Travaux à CDG et le bruit à Paris

Source: Le Monde

Paris dérangé par le bruit des avions

Des travaux à Roissy – Charles-de-Gaulle conduisent les avions à un survol plus fréquent de la capitale, y compris la nuit

Guy Dutheil

Il ne suffit plus d’habiter à proximité des aéroports de Roissy – Charles-de-Gaulle ou d’Orly pour subir les nuisances sonores des avions. Depuis quelques mois, les habitants de Paris ont eux aussi le sommeil régulièrement perturbé par les passages répétés d’avions. 

« C’est le conflit en Ukraine » qui a tout déclenché, explique Catherine Bouvier, secrétaire de l’Association de défense contre les nuisances aériennes (Advocnar). Elle assure que son association reçoit « depuis plusieurs mois de plus en plus de plaintes de Parisiens » qui pestent contre les passages bruyants d’appareils en pleine nuit au-dessus de la capitale. L’Autorité de contrôle des nuisances aéroportuaires (Acnusa) « confirme l’augmentation du nombre de plaintes ».

Comme ce vol cargo, de la filiale belge de la compagnie ASL Airlines, parti peu avant 5 h 30, jeudi 12 octobre, depuis Roissy pour rejoindre Porto (Portugal) et qui a réveillé une bonne partie de l’est et du nord de la capitale. Selon l’Advocnar, pour réduire leur consommation de kérosène, dont les prix se sont envolés après le déclenchement de la guerre en Ukraine, les compagnies aériennes auraient fait passer des consignes d’économies à leurs pilotes. Notamment avec l’utilisation de logiciels qui visent à réduire la consommation des avions dans leur phase de montée, c’est-à-dire principalement au décollage.

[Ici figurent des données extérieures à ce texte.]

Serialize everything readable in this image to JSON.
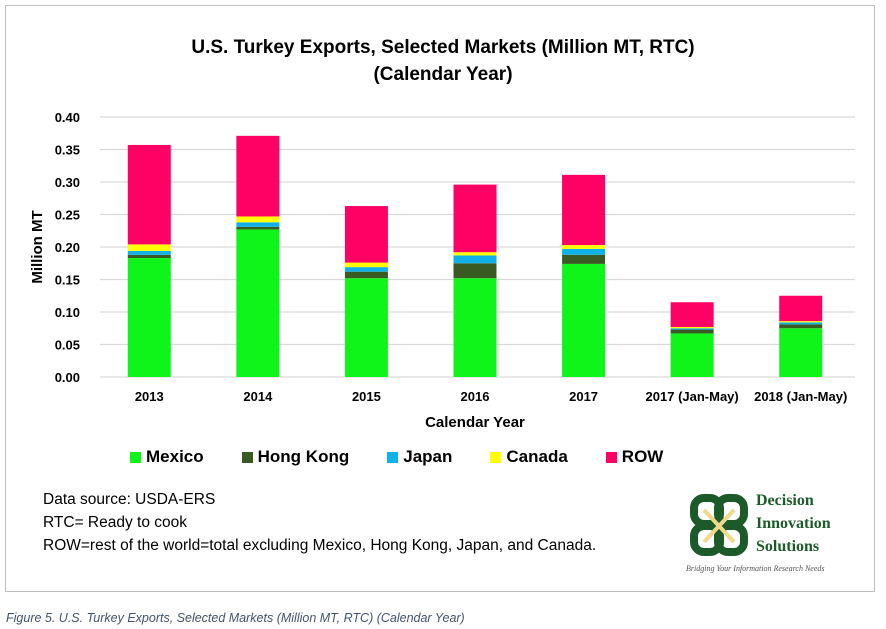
{
  "chart_data": {
    "type": "bar",
    "stacked": true,
    "title": "U.S. Turkey Exports, Selected Markets (Million MT, RTC)",
    "subtitle": "(Calendar Year)",
    "xlabel": "Calendar Year",
    "ylabel": "Million MT",
    "ylim": [
      0,
      0.4
    ],
    "yticks": [
      "0.00",
      "0.05",
      "0.10",
      "0.15",
      "0.20",
      "0.25",
      "0.30",
      "0.35",
      "0.40"
    ],
    "grid": true,
    "legend_position": "bottom",
    "categories": [
      "2013",
      "2014",
      "2015",
      "2016",
      "2017",
      "2017 (Jan-May)",
      "2018 (Jan-May)"
    ],
    "series": [
      {
        "name": "Mexico",
        "color": "#0ff51a",
        "values": [
          0.183,
          0.227,
          0.152,
          0.152,
          0.174,
          0.067,
          0.075
        ]
      },
      {
        "name": "Hong Kong",
        "color": "#3a5a24",
        "values": [
          0.005,
          0.004,
          0.01,
          0.023,
          0.014,
          0.006,
          0.006
        ]
      },
      {
        "name": "Japan",
        "color": "#10b0e8",
        "values": [
          0.006,
          0.007,
          0.007,
          0.012,
          0.009,
          0.002,
          0.003
        ]
      },
      {
        "name": "Canada",
        "color": "#ffff00",
        "values": [
          0.01,
          0.009,
          0.007,
          0.005,
          0.006,
          0.002,
          0.002
        ]
      },
      {
        "name": "ROW",
        "color": "#ff0064",
        "values": [
          0.153,
          0.124,
          0.087,
          0.104,
          0.108,
          0.038,
          0.039
        ]
      }
    ]
  },
  "notes": [
    "Data source: USDA-ERS",
    "RTC= Ready to  cook",
    "ROW=rest of the world=total excluding Mexico, Hong Kong, Japan, and Canada."
  ],
  "logo": {
    "lines": [
      "Decision",
      "Innovation",
      "Solutions"
    ],
    "tagline": "Bridging Your Information Research Needs"
  },
  "caption": "Figure 5. U.S. Turkey Exports, Selected Markets (Million MT, RTC) (Calendar Year)"
}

« C’est faux », s’étrangle un pilote d’Air France, qui jure que les navigants respectent les procédures définies par la direction générale de l’aviation civile (DGAC). Celles-ci prévoient que les appareils ne peuvent survoler Paris en dessous de 6 000 pieds, soit 1 950 mètres. « Nous ne pouvons pas aller plus bas », se défend ce pilote.

Absence de couvre-feu

En fait, ce sont des travaux à Roissy qui seraient à l’origine des nuisances sonores dans le ciel parisien. Depuis 2022, Groupe ADP a fermé pour travaux les deux pistes parallèles, appelées doublet, du nord de l’aéroport. La plus longue des deux servant au décollage, les avions sont donc obligés de se rabattre sur les deux pistes situées plus au sud. « Soixante pour cent du temps », a constaté Gilles Leblanc, président de l’Acnusa, les avions décollent face à l’ouest. Ensuite, « ceux qui se dirigent vers l’est, Genève, Rome, Istanbul ou Dubaï, par exemple, vont effectuer leur virage au-dessus d’Epinay-sur-Seine, avant de survoler la capitale », poursuit le patron de l’autorité de régulation.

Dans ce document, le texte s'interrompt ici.